Pesimistis New Normal Berhasil, Indef: Masyarakat Cenderung Abai
Reporter
Antara
Editor
Rr. Ariyani Yakti Widyastuti
Rabu, 27 Mei 2020 17:02 WIB
TEMPO.CO, Jakarta - Direktur Eksekutif Institute for Development of Economics and Finance (Indef) Tauhid Ahmad pesimistis penerapan tatanan baru atau New Normal diikuti penerapan protokol kesehatan oleh publik dengan baik.
Pasalnya, kata Tauhid, dari berbagai contoh kasus sebelumnya bahwa masyarakat belum sepenuhnya sadar akan pentingnya melakukan physical distancing untuk memutus penyebaran virus Corona atau Covid-19. Oleh karena itu, pemerintah masih perlu terus memberikan sosialisasi tentang protokol kesehatan yang baik dan benar.
“Masyarakat kita agak kurang begitu baik dan cenderung abai bisa dilihat dari antusias mudik,” ujar Tauhid, Rabu, 27 Mei 2020.
Tauhid juga menilai seharusnya ada pengawasan terhadap kesehatan maupun sanksi kepada pelanggar protokol kesehatan.
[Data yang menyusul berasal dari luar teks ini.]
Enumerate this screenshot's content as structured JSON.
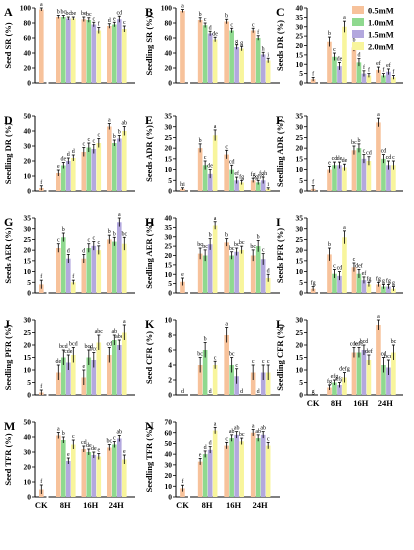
{
  "legend": {
    "title": "",
    "entries": [
      {
        "label": "0.5mM",
        "color": "#F7C29B"
      },
      {
        "label": "1.0mM",
        "color": "#8FD98F"
      },
      {
        "label": "1.5mM",
        "color": "#B3A8DE"
      },
      {
        "label": "2.0mM",
        "color": "#F8F59C"
      }
    ]
  },
  "x_categories": [
    "CK",
    "8H",
    "16H",
    "24H"
  ],
  "panels": [
    {
      "id": "A",
      "ylabel": "Seed SR (%)",
      "ylim": [
        0,
        100
      ],
      "ticks": [
        0,
        20,
        40,
        60,
        80,
        100
      ],
      "ck": {
        "value": 98,
        "err": 2,
        "letter": "a"
      },
      "groups": [
        {
          "values": [
            88,
            88,
            86,
            86
          ],
          "errs": [
            2,
            2,
            2,
            2
          ],
          "letters": [
            "b",
            "bc",
            "bc",
            "be"
          ]
        },
        {
          "values": [
            85,
            84,
            78,
            70
          ],
          "errs": [
            3,
            3,
            3,
            4
          ],
          "letters": [
            "be",
            "bc",
            "c",
            "f"
          ]
        },
        {
          "values": [
            76,
            78,
            85,
            72
          ],
          "errs": [
            3,
            3,
            4,
            4
          ],
          "letters": [
            "d",
            "e",
            "cd",
            "c"
          ]
        }
      ]
    },
    {
      "id": "B",
      "ylabel": "Seedling SR (%)",
      "ylim": [
        0,
        100
      ],
      "ticks": [
        0,
        20,
        40,
        60,
        80,
        100
      ],
      "ck": {
        "value": 96,
        "err": 2,
        "letter": "a"
      },
      "groups": [
        {
          "values": [
            84,
            77,
            66,
            58
          ],
          "errs": [
            3,
            3,
            3,
            3
          ],
          "letters": [
            "b",
            "c",
            "d",
            "de"
          ]
        },
        {
          "values": [
            82,
            70,
            48,
            46
          ],
          "errs": [
            3,
            3,
            3,
            3
          ],
          "letters": [
            "b",
            "c",
            "g",
            "g"
          ]
        },
        {
          "values": [
            70,
            60,
            38,
            30
          ],
          "errs": [
            3,
            3,
            3,
            3
          ],
          "letters": [
            "c",
            "f",
            "h",
            "i"
          ]
        }
      ]
    },
    {
      "id": "C",
      "ylabel": "Seeds DR (%)",
      "ylim": [
        0,
        40
      ],
      "ticks": [
        0,
        5,
        10,
        15,
        20,
        25,
        30,
        35,
        40
      ],
      "ck": {
        "value": 2,
        "err": 1,
        "letter": "f"
      },
      "groups": [
        {
          "values": [
            22,
            14,
            9,
            30
          ],
          "errs": [
            2.5,
            2,
            2,
            3
          ],
          "letters": [
            "b",
            "c",
            "de",
            "a"
          ]
        },
        {
          "values": [
            19,
            11,
            5,
            4
          ],
          "errs": [
            2,
            2,
            1.5,
            1
          ],
          "letters": [
            "b",
            "d",
            "f",
            "f"
          ]
        },
        {
          "values": [
            7,
            4,
            6,
            3
          ],
          "errs": [
            1.5,
            1,
            1.5,
            1
          ],
          "letters": [
            "ef",
            "f",
            "ef",
            "f"
          ]
        }
      ]
    },
    {
      "id": "D",
      "ylabel": "Seedling DR (%)",
      "ylim": [
        0,
        50
      ],
      "ticks": [
        0,
        10,
        20,
        30,
        40,
        50
      ],
      "ck": {
        "value": 2,
        "err": 1.5,
        "letter": "f"
      },
      "groups": [
        {
          "values": [
            12,
            17,
            20,
            22
          ],
          "errs": [
            2,
            2,
            2,
            2
          ],
          "letters": [
            "e",
            "de",
            "d",
            "d"
          ]
        },
        {
          "values": [
            26,
            29,
            28,
            32
          ],
          "errs": [
            3,
            3,
            3,
            3
          ],
          "letters": [
            "c",
            "c",
            "c",
            "c"
          ]
        },
        {
          "values": [
            43,
            32,
            35,
            40
          ],
          "errs": [
            2,
            2,
            2,
            3
          ],
          "letters": [
            "a",
            "b",
            "b",
            "ab"
          ]
        }
      ]
    },
    {
      "id": "E",
      "ylabel": "Seeds ADR (%)",
      "ylim": [
        0,
        35
      ],
      "ticks": [
        0,
        5,
        10,
        15,
        20,
        25,
        30,
        35
      ],
      "ck": {
        "value": 1,
        "err": 0.5,
        "letter": "hi"
      },
      "groups": [
        {
          "values": [
            20,
            12,
            8,
            26
          ],
          "errs": [
            2,
            2,
            2,
            2.5
          ],
          "letters": [
            "b",
            "c",
            "de",
            "a"
          ]
        },
        {
          "values": [
            17,
            10,
            5,
            4
          ],
          "errs": [
            2,
            2,
            1.5,
            1
          ],
          "letters": [
            "c",
            "cd",
            "ef",
            "fg"
          ]
        },
        {
          "values": [
            5,
            4,
            5,
            1
          ],
          "errs": [
            1,
            1,
            1.5,
            0.5
          ],
          "letters": [
            "fg",
            "gh",
            "fgh",
            "i"
          ]
        }
      ]
    },
    {
      "id": "F",
      "ylabel": "Seedling ADR (%)",
      "ylim": [
        0,
        35
      ],
      "ticks": [
        0,
        5,
        10,
        15,
        20,
        25,
        30,
        35
      ],
      "ck": {
        "value": 1,
        "err": 1.5,
        "letter": "f"
      },
      "groups": [
        {
          "values": [
            10,
            12,
            12,
            11
          ],
          "errs": [
            1.5,
            1.5,
            1.5,
            1.5
          ],
          "letters": [
            "e",
            "cd",
            "de",
            "de"
          ]
        },
        {
          "values": [
            19,
            20,
            15,
            14
          ],
          "errs": [
            2,
            2,
            2,
            2
          ],
          "letters": [
            "bc",
            "b",
            "c",
            "cd"
          ]
        },
        {
          "values": [
            32,
            15,
            12,
            12
          ],
          "errs": [
            2,
            2,
            2,
            2
          ],
          "letters": [
            "a",
            "cd",
            "cd",
            "c"
          ]
        }
      ]
    },
    {
      "id": "G",
      "ylabel": "Seeds AER (%)",
      "ylim": [
        0,
        35
      ],
      "ticks": [
        0,
        5,
        10,
        15,
        20,
        25,
        30,
        35
      ],
      "ck": {
        "value": 4,
        "err": 2,
        "letter": "f"
      },
      "groups": [
        {
          "values": [
            21,
            26,
            16,
            5
          ],
          "errs": [
            2,
            2,
            2,
            1
          ],
          "letters": [
            "c",
            "b",
            "d",
            "f"
          ]
        },
        {
          "values": [
            16,
            21,
            22,
            20
          ],
          "errs": [
            2,
            2,
            2,
            2
          ],
          "letters": [
            "d",
            "c",
            "c",
            "c"
          ]
        },
        {
          "values": [
            25,
            24,
            33,
            23
          ],
          "errs": [
            2,
            2,
            2,
            3
          ],
          "letters": [
            "b",
            "b",
            "a",
            "bc"
          ]
        }
      ]
    },
    {
      "id": "H",
      "ylabel": "Seedling AER (%)",
      "ylim": [
        0,
        40
      ],
      "ticks": [
        0,
        5,
        10,
        15,
        20,
        25,
        30,
        35,
        40
      ],
      "ck": {
        "value": 6,
        "err": 2,
        "letter": "e"
      },
      "groups": [
        {
          "values": [
            21,
            20,
            26,
            36
          ],
          "errs": [
            3,
            3,
            3,
            2
          ],
          "letters": [
            "bc",
            "bc",
            "b",
            "a"
          ]
        },
        {
          "values": [
            27,
            20,
            22,
            23
          ],
          "errs": [
            2,
            2,
            2,
            2
          ],
          "letters": [
            "b",
            "bc",
            "bc",
            "bc"
          ]
        },
        {
          "values": [
            20,
            25,
            18,
            8
          ],
          "errs": [
            3,
            3,
            3,
            2
          ],
          "letters": [
            "bc",
            "b",
            "c",
            "d"
          ]
        }
      ]
    },
    {
      "id": "I",
      "ylabel": "Seeds PFR (%)",
      "ylim": [
        0,
        35
      ],
      "ticks": [
        0,
        5,
        10,
        15,
        20,
        25,
        30,
        35
      ],
      "ck": {
        "value": 2,
        "err": 1,
        "letter": "fg"
      },
      "groups": [
        {
          "values": [
            18,
            9,
            8,
            26
          ],
          "errs": [
            3,
            2,
            2,
            3
          ],
          "letters": [
            "b",
            "c",
            "cd",
            "a"
          ]
        },
        {
          "values": [
            12,
            9,
            6,
            4
          ],
          "errs": [
            2,
            2,
            1.5,
            1
          ],
          "letters": [
            "c",
            "def",
            "ef",
            "fg"
          ]
        },
        {
          "values": [
            4,
            3,
            3,
            2
          ],
          "errs": [
            1,
            1,
            1,
            1
          ],
          "letters": [
            "fg",
            "g",
            "fg",
            "g"
          ]
        }
      ]
    },
    {
      "id": "J",
      "ylabel": "Seedling PFR (%)",
      "ylim": [
        0,
        30
      ],
      "ticks": [
        0,
        5,
        10,
        15,
        20,
        25,
        30
      ],
      "ck": {
        "value": 1,
        "err": 1,
        "letter": "f"
      },
      "groups": [
        {
          "values": [
            9,
            15,
            13,
            16
          ],
          "errs": [
            3,
            3,
            3,
            3
          ],
          "letters": [
            "de",
            "bcd",
            "cde",
            "bcd"
          ]
        },
        {
          "values": [
            7,
            15,
            14,
            21
          ],
          "errs": [
            3,
            3,
            3,
            3
          ],
          "letters": [
            "e",
            "bcd",
            "bcd",
            "abc"
          ]
        },
        {
          "values": [
            16,
            22,
            20,
            25
          ],
          "errs": [
            3,
            2,
            2,
            3
          ],
          "letters": [
            "cd",
            "ab",
            "abc",
            "a"
          ]
        }
      ]
    },
    {
      "id": "K",
      "ylabel": "Seed CFR (%)",
      "ylim": [
        0,
        10
      ],
      "ticks": [
        0,
        2,
        4,
        6,
        8,
        10
      ],
      "ck": {
        "value": 0,
        "err": 0,
        "letter": "d"
      },
      "groups": [
        {
          "values": [
            4,
            6,
            0,
            4
          ],
          "errs": [
            1,
            1,
            0,
            0.5
          ],
          "letters": [
            "bc",
            "b",
            "d",
            "c"
          ]
        },
        {
          "values": [
            8,
            4,
            2.5,
            0
          ],
          "errs": [
            1,
            1,
            1,
            0
          ],
          "letters": [
            "a",
            "bc",
            "c",
            "d"
          ]
        },
        {
          "values": [
            3,
            0,
            3,
            3
          ],
          "errs": [
            1,
            0,
            1,
            1
          ],
          "letters": [
            "c",
            "d",
            "c",
            "c"
          ]
        }
      ]
    },
    {
      "id": "L",
      "ylabel": "Seedling CFR (%)",
      "ylim": [
        0,
        30
      ],
      "ticks": [
        0,
        5,
        10,
        15,
        20,
        25,
        30
      ],
      "ck": {
        "value": 0,
        "err": 0,
        "letter": "g"
      },
      "groups": [
        {
          "values": [
            3,
            5,
            4,
            7
          ],
          "errs": [
            1,
            1,
            1,
            2
          ],
          "letters": [
            "fg",
            "efg",
            "efg",
            "defg"
          ]
        },
        {
          "values": [
            17,
            17,
            18,
            14
          ],
          "errs": [
            2,
            2,
            2,
            2
          ],
          "letters": [
            "cde",
            "cde",
            "bcd",
            "def"
          ]
        },
        {
          "values": [
            28,
            12,
            11,
            17
          ],
          "errs": [
            2,
            3,
            3,
            3
          ],
          "letters": [
            "a",
            "cd",
            "bcd",
            "bc"
          ]
        }
      ]
    },
    {
      "id": "M",
      "ylabel": "Seed TFR (%)",
      "ylim": [
        0,
        50
      ],
      "ticks": [
        0,
        10,
        20,
        30,
        40,
        50
      ],
      "ck": {
        "value": 5,
        "err": 3,
        "letter": "f"
      },
      "groups": [
        {
          "values": [
            41,
            38,
            24,
            35
          ],
          "errs": [
            2,
            2,
            2,
            3
          ],
          "letters": [
            "a",
            "b",
            "e",
            "c"
          ]
        },
        {
          "values": [
            32,
            30,
            28,
            27
          ],
          "errs": [
            2,
            2,
            2,
            2
          ],
          "letters": [
            "cd",
            "de",
            "de",
            "e"
          ]
        },
        {
          "values": [
            33,
            35,
            39,
            25
          ],
          "errs": [
            2,
            2,
            2,
            3
          ],
          "letters": [
            "bc",
            "c",
            "ab",
            "e"
          ]
        }
      ]
    },
    {
      "id": "N",
      "ylabel": "Seedling TFR (%)",
      "ylim": [
        0,
        70
      ],
      "ticks": [
        0,
        10,
        20,
        30,
        40,
        50,
        60,
        70
      ],
      "ck": {
        "value": 8,
        "err": 3,
        "letter": "f"
      },
      "groups": [
        {
          "values": [
            33,
            40,
            44,
            62
          ],
          "errs": [
            3,
            3,
            3,
            3
          ],
          "letters": [
            "e",
            "d",
            "d",
            "a"
          ]
        },
        {
          "values": [
            48,
            55,
            58,
            52
          ],
          "errs": [
            3,
            3,
            3,
            3
          ],
          "letters": [
            "c",
            "ab",
            "ab",
            "bc"
          ]
        },
        {
          "values": [
            60,
            55,
            58,
            48
          ],
          "errs": [
            3,
            3,
            3,
            3
          ],
          "letters": [
            "a",
            "ab",
            "ab",
            "c"
          ]
        }
      ]
    }
  ]
}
Dengan begitu, diharapkan skenario normal baru dapat terlaksana dengan baik tanpa menambah jumlah kasus Covid-19.
“Pelaksanaan new normal butuh orang mengawasi jauh lebih banyak, tapi susah kalau hanya mengandalkan kesadaran masyarakat, apalagi tidak ada sanksi,” kata Tauhid.
Lebih jauh, Tauhid mengatakan persiapan protokol kesehatan menjadi hal utama dalam menyambut kondisi normal baru mengingat kasus Covid-19 di Indonesia masih tergolong tinggi dan belum menunjukkan adanya penurunan. “Tidak apa-apa sosialisasi soal new normal tapi ini lihat dulu indikator (protokol kesehatan) yang penting,” ujarnya.
Pernyataan Tauhid menanggapi rencana pemerintah yang mulai membuka kembali aktivitas perekonomian seperti tempat perbelanjaan akan membutuhkan penanganan dan persiapan protokol kesehatan yang berbeda-beda. “Apa pasar dan mal siap dengan situasi seperti itu karena agak berat, terutama bagi usaha yang sangat mengandalkan kerumunan massa, termasuk mal akan berkurang separuh,” katanya.
Dalam mempersiapkan protokol kesehatan, menurut Tauhid, bakal membutuhkan biaya banyak dan tidak mudah. Ia mencontohkan restoran yang harus menyiapkan tempat makan dengan tingkat privasi lebih tinggi karena tidak bisa memasukkan orang lebih banyak. “Ini tidak mudah dan perlu biaya. Bukan sekadar mal dibuka, tapi masing-masing usaha juga harus diatur."